I have to say, trekking to Tosh was a good decision, because we would come across scenes like this.
One fall, two cuts and fifty breaks later, we had reached Tosh by 7 pm and crashed at the first guest house we found (which actually proved to be a good investment), Hotel Maya Shiva Shakti. You won’t find it on Google. In fact you won’t find any accommodation in Tosh on Google. It is a backpacker’s dream. But even with a big group as ours, we found shelter from the storm (literally, it was dark and raining when we reached).
Without getting into more stories, here are pictures of Tosh taken the next day.
The picture above is the moment I talk about in the beginning of this post. It was taken by a very talented friend Diptanshu (Here are links to his Instagram and Vimeo; you are welcome). Seeing as it was the last day of our trip, which honestly felt like a lifetime, we just sat out in the chilly evening listening to Frank Sinatra and gazing at the clear Himalayan sky and falling in love with life once again.

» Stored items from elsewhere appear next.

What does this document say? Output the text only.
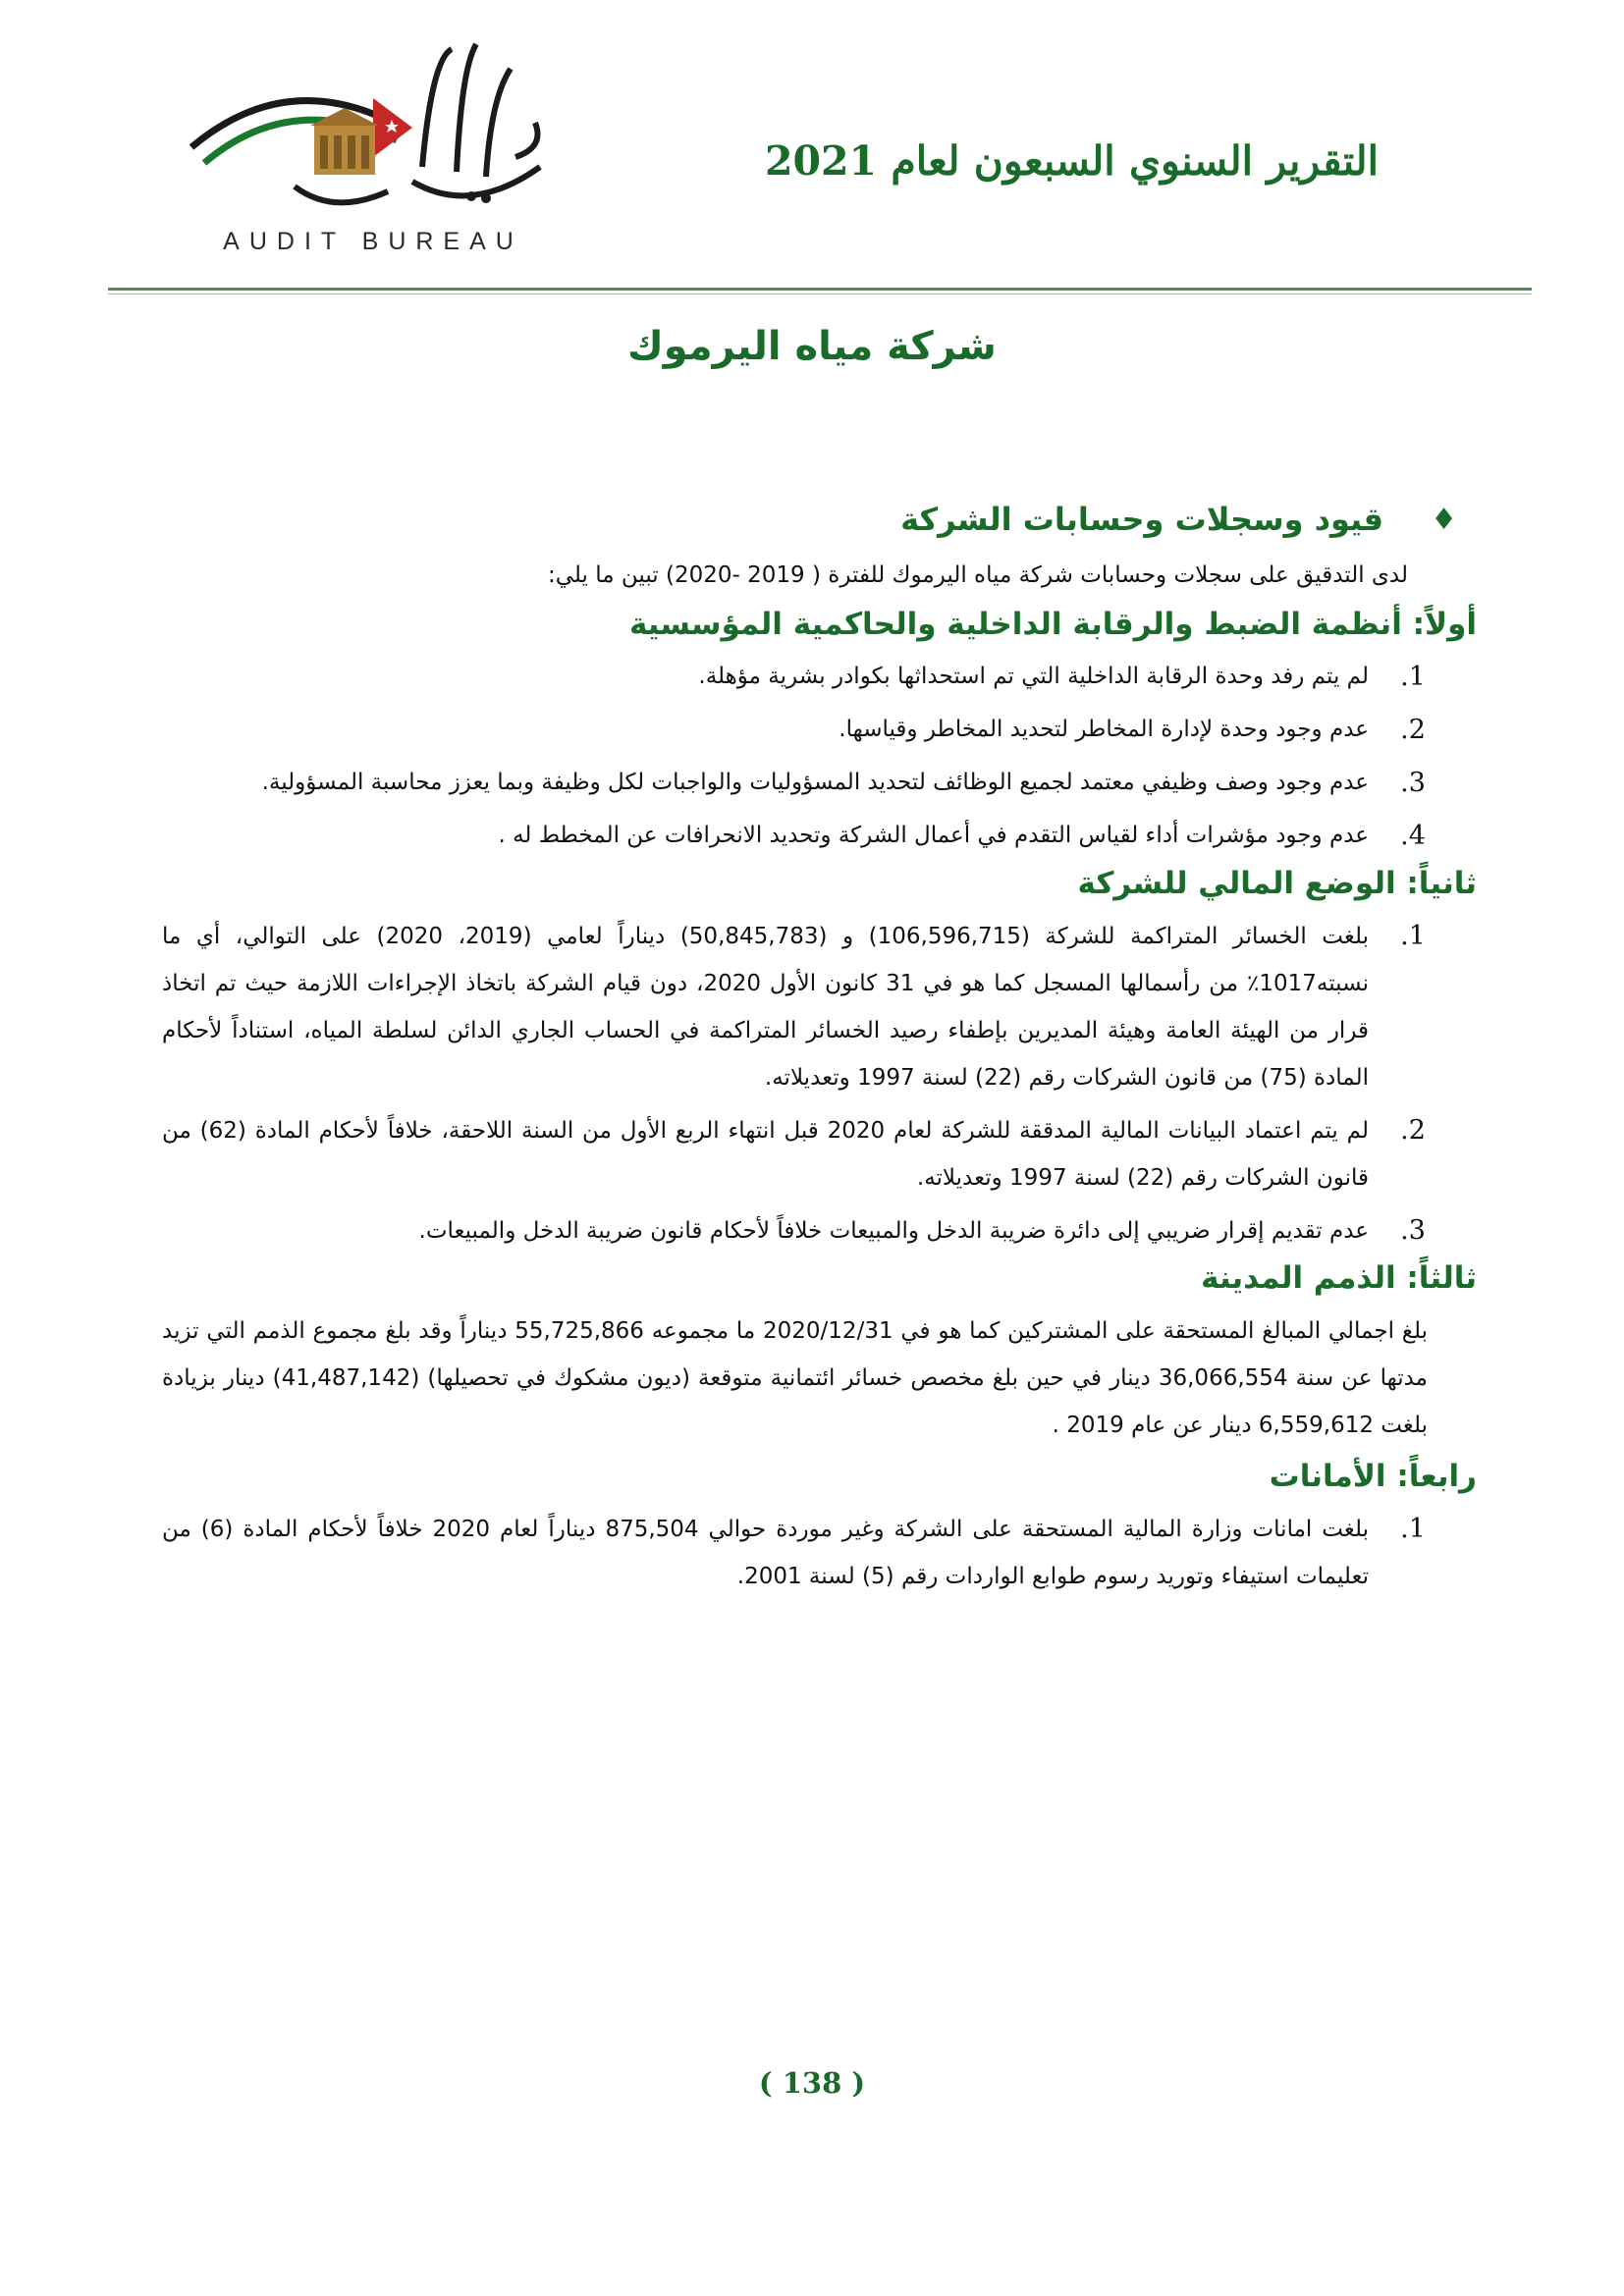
AUDIT BUREAU
التقرير السنوي السبعون لعام 2021
شركة مياه اليرموك
♦
قيود وسجلات وحسابات الشركة
لدى التدقيق على سجلات وحسابات شركة مياه اليرموك للفترة ( 2019 -2020) تبين ما يلي:
أولاً: أنظمة الضبط والرقابة الداخلية والحاكمية المؤسسية
1.
لم يتم رفد وحدة الرقابة الداخلية التي تم استحداثها بكوادر بشرية مؤهلة.
2.
عدم وجود وحدة لإدارة المخاطر لتحديد المخاطر وقياسها.
3.
عدم وجود وصف وظيفي معتمد لجميع الوظائف لتحديد المسؤوليات والواجبات لكل وظيفة وبما يعزز محاسبة المسؤولية.
4.
عدم وجود مؤشرات أداء لقياس التقدم في أعمال الشركة وتحديد الانحرافات عن المخطط له .
ثانياً: الوضع المالي للشركة
1.
بلغت الخسائر المتراكمة للشركة (106,596,715) و (50,845,783) ديناراً لعامي (2019، 2020) على التوالي، أي ما نسبته1017٪ من رأسمالها المسجل كما هو في 31 كانون الأول 2020، دون قيام الشركة باتخاذ الإجراءات اللازمة حيث تم اتخاذ قرار من الهيئة العامة وهيئة المديرين بإطفاء رصيد الخسائر المتراكمة في الحساب الجاري الدائن لسلطة المياه، استناداً لأحكام المادة (75) من قانون الشركات رقم (22) لسنة 1997 وتعديلاته.
2.
لم يتم اعتماد البيانات المالية المدققة للشركة لعام 2020 قبل انتهاء الربع الأول من السنة اللاحقة، خلافاً لأحكام المادة (62) من قانون الشركات رقم (22) لسنة 1997 وتعديلاته.
3.
عدم تقديم إقرار ضريبي إلى دائرة ضريبة الدخل والمبيعات خلافاً لأحكام قانون ضريبة الدخل والمبيعات.
ثالثاً: الذمم المدينة
بلغ اجمالي المبالغ المستحقة على المشتركين كما هو في 2020/12/31 ما مجموعه 55,725,866 ديناراً وقد بلغ مجموع الذمم التي تزيد مدتها عن سنة 36,066,554 دينار في حين بلغ مخصص خسائر ائتمانية متوقعة (ديون مشكوك في تحصيلها) (41,487,142) دينار بزيادة بلغت 6,559,612 دينار عن عام 2019 .
رابعاً: الأمانات
1.
بلغت امانات وزارة المالية المستحقة على الشركة وغير موردة حوالي 875,504 ديناراً لعام 2020 خلافاً لأحكام المادة (6) من تعليمات استيفاء وتوريد رسوم طوابع الواردات رقم (5) لسنة 2001.
( 138 )
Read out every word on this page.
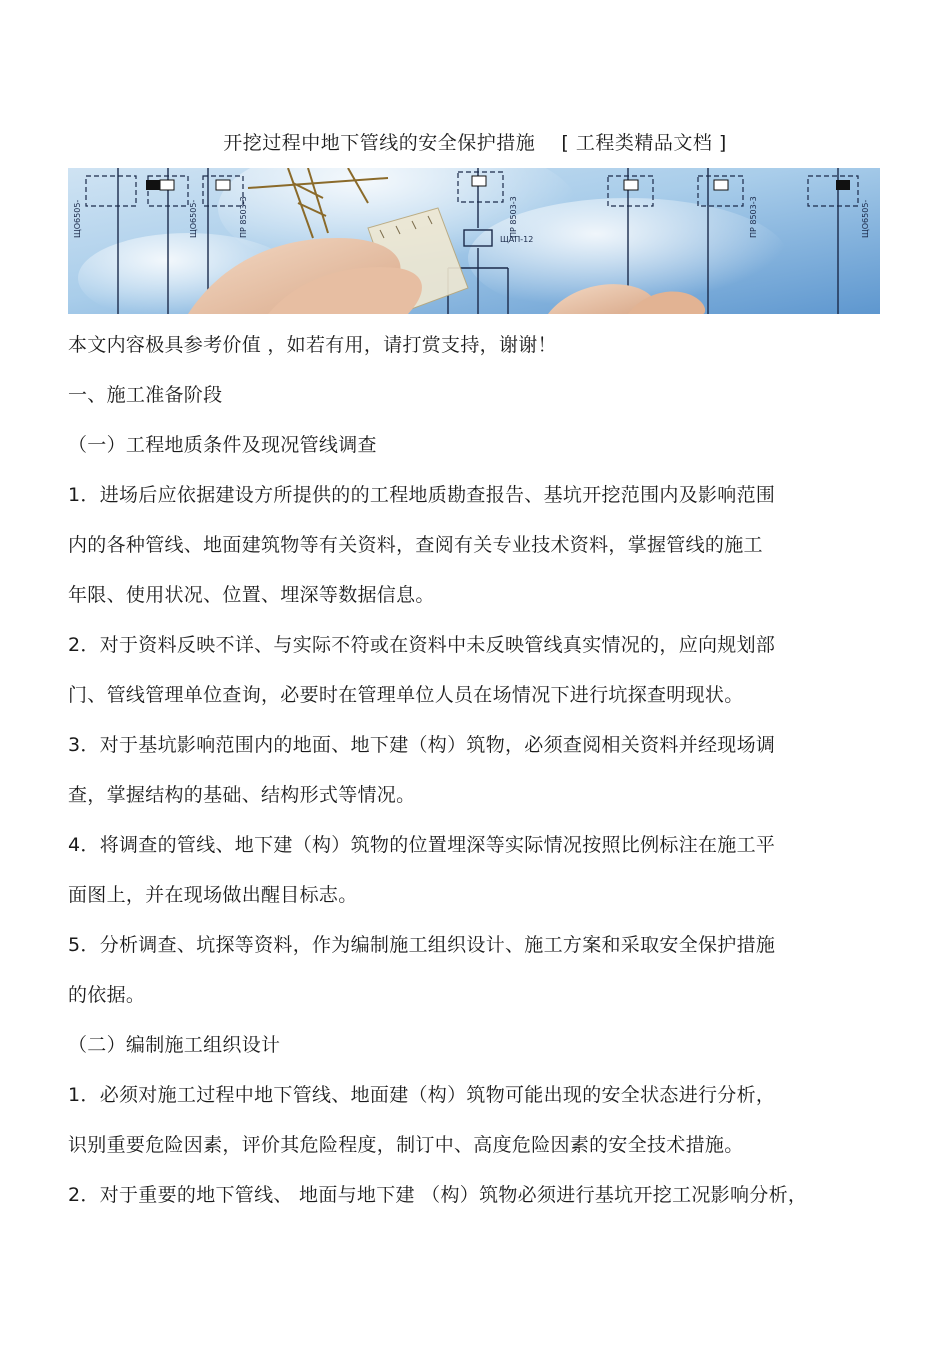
开挖过程中地下管线的安全保护措施 [ 工程类精品文档 ]
ЩО6505-	ЩО6505-	ПР 8503-3
ЩАП-12
ПР 8503-3	ПР 8503-3	ЩО6505-
本文内容极具参考价值 ，如若有用，请打赏支持，谢谢！
一、施工准备阶段
（一）工程地质条件及现况管线调查
1．进场后应依据建设方所提供的的工程地质勘查报告、基坑开挖范围内及影响范围
内的各种管线、地面建筑物等有关资料，查阅有关专业技术资料，掌握管线的施工
年限、使用状况、位置、埋深等数据信息。
2．对于资料反映不详、与实际不符或在资料中未反映管线真实情况的，应向规划部
门、管线管理单位查询，必要时在管理单位人员在场情况下进行坑探查明现状。
3．对于基坑影响范围内的地面、地下建（构）筑物，必须查阅相关资料并经现场调
查，掌握结构的基础、结构形式等情况。
4．将调查的管线、地下建（构）筑物的位置埋深等实际情况按照比例标注在施工平
面图上，并在现场做出醒目标志。
5．分析调查、坑探等资料，作为编制施工组织设计、施工方案和采取安全保护措施
的依据。
（二）编制施工组织设计
1．必须对施工过程中地下管线、地面建（构）筑物可能出现的安全状态进行分析，
识别重要危险因素，评价其危险程度，制订中、高度危险因素的安全技术措施。
2．对于重要的地下管线、 地面与地下建 （构）筑物必须进行基坑开挖工况影响分析，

I definitely recommend backpacking in the Himalayan region, I know I will be back for more. It is true when they say that there is something magical and pure in the Himalayas, maybe it has to do with the sound of water rippling in the Chambal, or the swish-swoosh of the tree…it could even be the sound of the bells around the horses neck when they graze the land, or the stunning variety of birds that make up the region. If you want to experience mother nature, at its rawest, you should definitely go backpacking.